I started writing poems and fiction before middle school. My mom was a wonderful storyteller and fueled my imagination. Some of my earliest memories involve mom reading bedtime stories to me or making up her own. I remember crying at the age of one or two when I did not like the ending of the stories she read to me—Little red Riding Hood comes to mind—so mom would have to change the story so that it ended well. I’ve always been a happily ever after kind of guy. Ironically, that is seldom reflected in my own fiction or poetry. I have cousins on two continents who are psychologists and psychiatrists—some day I should consult them about that.
Who are your favorite authors to read? What is your favorite genre to read. Who Inspires you in your writings?
I have very broad, eclectic tastes in both fiction and non-fiction that include science, law, politics, philosophy, drama, literary fiction, speculative fiction, science fiction, poetry and so much more. My light reading is primarily in the science fiction genre—both hard and soft varieties. There are so many authors that have influenced and inspired me to write that it is hard to mention just a few. In poetry, the English romantic poets are by far my favorites, especially Wordsworth, Blake, Shelley, and Coleridge (and, besides the Romantics, Shakespeare, Milton, and Pope). In speculative fiction, Poe, Koontz, and King, are among my favorites. In fantasy, Zelazny, Norton, Le Guin, McCaffrey, George RR Martin, Frank Herbert, Goodkind, and Brooks. In science fiction Clarke, Asimov, Niven. Pournelle, Anderson, Dick, Heinlein, Barnes, Cherryh, and so many others. In law, primarily William Rehnquist, Benjamin Cardozo and Antonin Scalia. In philosophy primarily Plato and Aristotle and the more than two thousand years of reaction they engendered with their competing philosophies. I will never hold a candle to any of my literary heroes—chief among them my mom who with only a few years of primary school education (she began working full time at the age of 11 to help feed her family after her dad died in the aftermath of the Spanish Civil War) was to my inferior talent as the sun is to a candle..

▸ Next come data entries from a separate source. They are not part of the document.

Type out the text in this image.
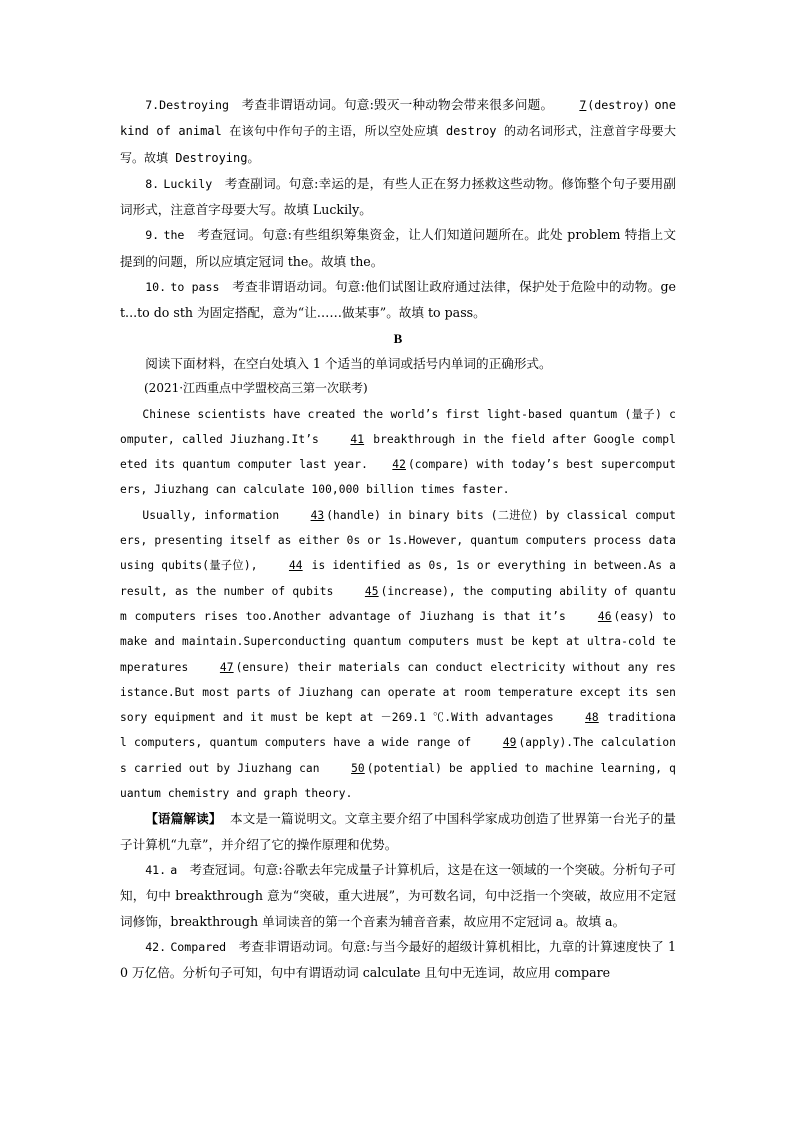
7.Destroying 考查非谓语动词。句意:毁灭一种动物会带来很多问题。 7(destroy) one kind of animal 在该句中作句子的主语，所以空处应填 destroy 的动名词形式，注意首字母要大写。故填 Destroying。

8. Luckily 考查副词。句意:幸运的是，有些人正在努力拯救这些动物。修饰整个句子要用副词形式，注意首字母要大写。故填 Luckily。

9. the 考查冠词。句意:有些组织筹集资金，让人们知道问题所在。此处 problem 特指上文提到的问题，所以应填定冠词 the。故填 the。

10. to pass 考查非谓语动词。句意:他们试图让政府通过法律，保护处于危险中的动物。get...to do sth 为固定搭配，意为“让……做某事”。故填 to pass。

B

阅读下面材料，在空白处填入 1 个适当的单词或括号内单词的正确形式。

(2021·江西重点中学盟校高三第一次联考)

Chinese scientists have created the world’s first light-based quantum (量子) computer, called Jiuzhang.It’s 41 breakthrough in the field after Google completed its quantum computer last year. 42 (compare) with today’s best supercomputers, Jiuzhang can calculate 100,000 billion times faster.

Usually, information 43 (handle) in binary bits (二进位) by classical computers, presenting itself as either 0s or 1s.However, quantum computers process data using qubits(量子位), 44 is identified as 0s, 1s or everything in between.As a result, as the number of qubits 45 (increase), the computing ability of quantum computers rises too.Another advantage of Jiuzhang is that it’s 46 (easy) to make and maintain.Superconducting quantum computers must be kept at ultra-cold temperatures 47 (ensure) their materials can conduct electricity without any resistance.But most parts of Jiuzhang can operate at room temperature except its sensory equipment and it must be kept at －269.1 ℃.With advantages 48 traditional computers, quantum computers have a wide range of 49 (apply).The calculations carried out by Jiuzhang can 50 (potential) be applied to machine learning, quantum chemistry and graph theory.

【语篇解读】 本文是一篇说明文。文章主要介绍了中国科学家成功创造了世界第一台光子的量子计算机“九章”，并介绍了它的操作原理和优势。

41. a 考查冠词。句意:谷歌去年完成量子计算机后，这是在这一领域的一个突破。分析句子可知，句中 breakthrough 意为“突破，重大进展”，为可数名词，句中泛指一个突破，故应用不定冠词修饰，breakthrough 单词读音的第一个音素为辅音音素，故应用不定冠词 a。故填 a。

42. Compared 考查非谓语动词。句意:与当今最好的超级计算机相比，九章的计算速度快了 10 万亿倍。分析句子可知，句中有谓语动词 calculate 且句中无连词，故应用 compare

Tell us a little about your latest book?
My latest book is actually my first novel, Hire Lernin’: An Idealist’s Quest Through the Realm of for-Profit Education. It centers on a bright, naïve young lawyer who accepts a position as academic dean of a for-profit business school in New York City in the 1980s knowing next to nothing about the industry. He soon finds that the profit-centered mission of the institution clashes with his personal need to change lives for the better. Undaunted, he launches a mission to change the way things are, ignoring the advice that it is a fool’s journey. What follows is a year of unprecedented success, life-altering failure and critical life lessons learned about his strengths and weaknesses leadership by example, the failings of higher education and love. The book is fiction inspired by my experience early in my academic career and offers a rare look behind the curtain of for-profit education that only a former insider can provide.